The study was conducted in accordance with the Declaration of Helsinki, and the protocol was reviewed and approved by the Ethics Committee of the First Affiliated Hospital of Fujian Medical University (approval number: 2018 [026]). Given the retrospective nature of this study and the use of anonymized patient data, the Ethics Committee of the First Affiliated Hospital of Fujian Medical University waived the requirement for written informed consent from individual patients.
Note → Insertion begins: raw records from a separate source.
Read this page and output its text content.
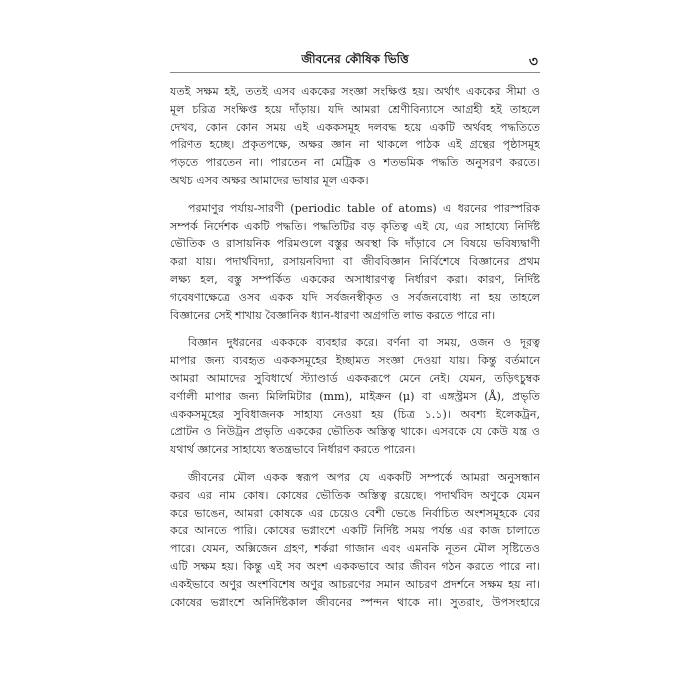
জীবনের কৌষিক ভিত্তি	৩
যতই সক্ষম হই, ততই এসব এককের সংজ্ঞা সংক্ষিপ্ত হয়। অর্থাৎ এককের সীমা ও
মূল চরিত্র সংক্ষিপ্ত হয়ে দাঁড়ায়। যদি আমরা শ্রেণীবিন্যাসে আগ্রহী হই তাহলে
দেখব, কোন কোন সময় এই এককসমূহ দলবদ্ধ হয়ে একটি অর্থবহ পদ্ধতিতে
পরিণত হচ্ছে। প্রকৃতপক্ষে, অক্ষর জ্ঞান না থাকলে পাঠক এই গ্রন্থের পৃষ্ঠাসমূহ
পড়তে পারতেন না। পারতেন না মেট্রিক ও শতভমিক পদ্ধতি অনুসরণ করতে।
অথচ এসব অক্ষর আমাদের ভাষার মূল একক।
পরমাণুর পর্যায়-সারণী (periodic table of atoms) এ ধরনের পারস্পরিক
সম্পর্ক নির্দেশক একটি পদ্ধতি। পদ্ধতিটির বড় কৃতিত্ব এই যে, এর সাহায্যে নির্দিষ্ট
ভৌতিক ও রাসায়নিক পরিমণ্ডলে বস্তুর অবস্থা কি দাঁড়াবে সে বিষয়ে ভবিষ্যদ্বাণী
করা যায়। পদার্থবিদ্যা, রসায়নবিদ্যা বা জীববিজ্ঞান নির্বিশেষে বিজ্ঞানের প্রথম
লক্ষ্য হল, বস্তু সম্পর্কিত এককের অসাধারণত্ব নির্ধারণ করা। কারণ, নির্দিষ্ট
গবেষণাক্ষেত্রে ওসব একক যদি সর্বজনস্বীকৃত ও সর্বজনবোধ্য না হয় তাহলে
বিজ্ঞানের সেই শাখায় বৈজ্ঞানিক ধ্যান-ধারণা অগ্রগতি লাভ করতে পারে না।
বিজ্ঞান দুধরনের একককে ব্যবহার করে। বর্ণনা বা সময়, ওজন ও দূরত্ব
মাপার জন্য ব্যবহৃত এককসমূহের ইচ্ছামত সংজ্ঞা দেওয়া যায়। কিন্তু বর্তমানে
আমরা আমাদের সুবিধার্থে স্ট্যাণ্ডার্ড এককরূপে মেনে নেই। যেমন, তড়িৎচুম্বক
বর্ণালী মাপার জন্য মিলিমিটার (mm), মাইক্রন (μ) বা এঙ্গস্ট্রমস (Å), প্রভৃতি
এককসমূহের সুবিধাজনক সাহায্য নেওয়া হয় (চিত্র ১.১)। অবশ্য ইলেকট্রন,
প্রোটন ও নিউট্রন প্রভৃতি এককের ভৌতিক অস্তিত্ব থাকে। এসবকে যে কেউ যন্ত্র ও
যথার্থ জ্ঞানের সাহায্যে স্বতন্ত্রভাবে নির্ধারণ করতে পারেন।
জীবনের মৌল একক স্বরূপ অপর যে এককটি সম্পর্কে আমরা অনুসন্ধান
করব এর নাম কোষ। কোষের ভৌতিক অস্তিত্ব রয়েছে। পদার্থবিদ অণুকে যেমন
করে ভাঙেন, আমরা কোষকে এর চেয়েও বেশী ভেঙে নির্বাচিত অংশসমূহকে বের
করে আনতে পারি। কোষের ভগ্নাংশে একটি নির্দিষ্ট সময় পর্যন্ত এর কাজ চালাতে
পারে। যেমন, অক্সিজেন গ্রহণ, শর্করা গাজান এবং এমনকি নূতন মৌল সৃষ্টিতেও
এটি সক্ষম হয়। কিন্তু এই সব অংশ এককভাবে আর জীবন গঠন করতে পারে না।
একইভাবে অণুর অংশবিশেষ অণুর আচরণের সমান আচরণ প্রদর্শনে সক্ষম হয় না।
কোষের ভগ্নাংশে অনির্দিষ্টকাল জীবনের স্পন্দন থাকে না। সুতরাং, উপসংহারে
Patient data confidentiality was maintained in compliance with the Declaration of Helsinki.

Consent for Publication

All authors reviewed and edited the manuscript and approved the final version of the manuscript.

Acknowledgments

The study protocol conformed to the ethical guidelines of the 1975 Declaration of Helsinki and was approved by the Ethics Committee of First Affiliated Hospital of Fujian Medical University.

Author Contributions

All authors made a significant contribution to the work reported, whether that is in the conception, study design, execution, acquisition of data, analysis and interpretation, or in all these areas; took part in drafting, revising or critically reviewing the article; gave final approval of the version to be published; have agreed on the journal to which the article has been submitted; and agree to be accountable for all aspects of the work.

Funding

This work was supported by the National Natural Science Foundation of China (grant number 82272510), the Joint Funds for the Innovation of Science and Technology, Fujian Province, China (grant number 2023Y9069) and Startup Fund for scientific research, Fujian Medical University (grant number 2024QH2041).

Disclosure

The authors report no conflicts of interest in this work.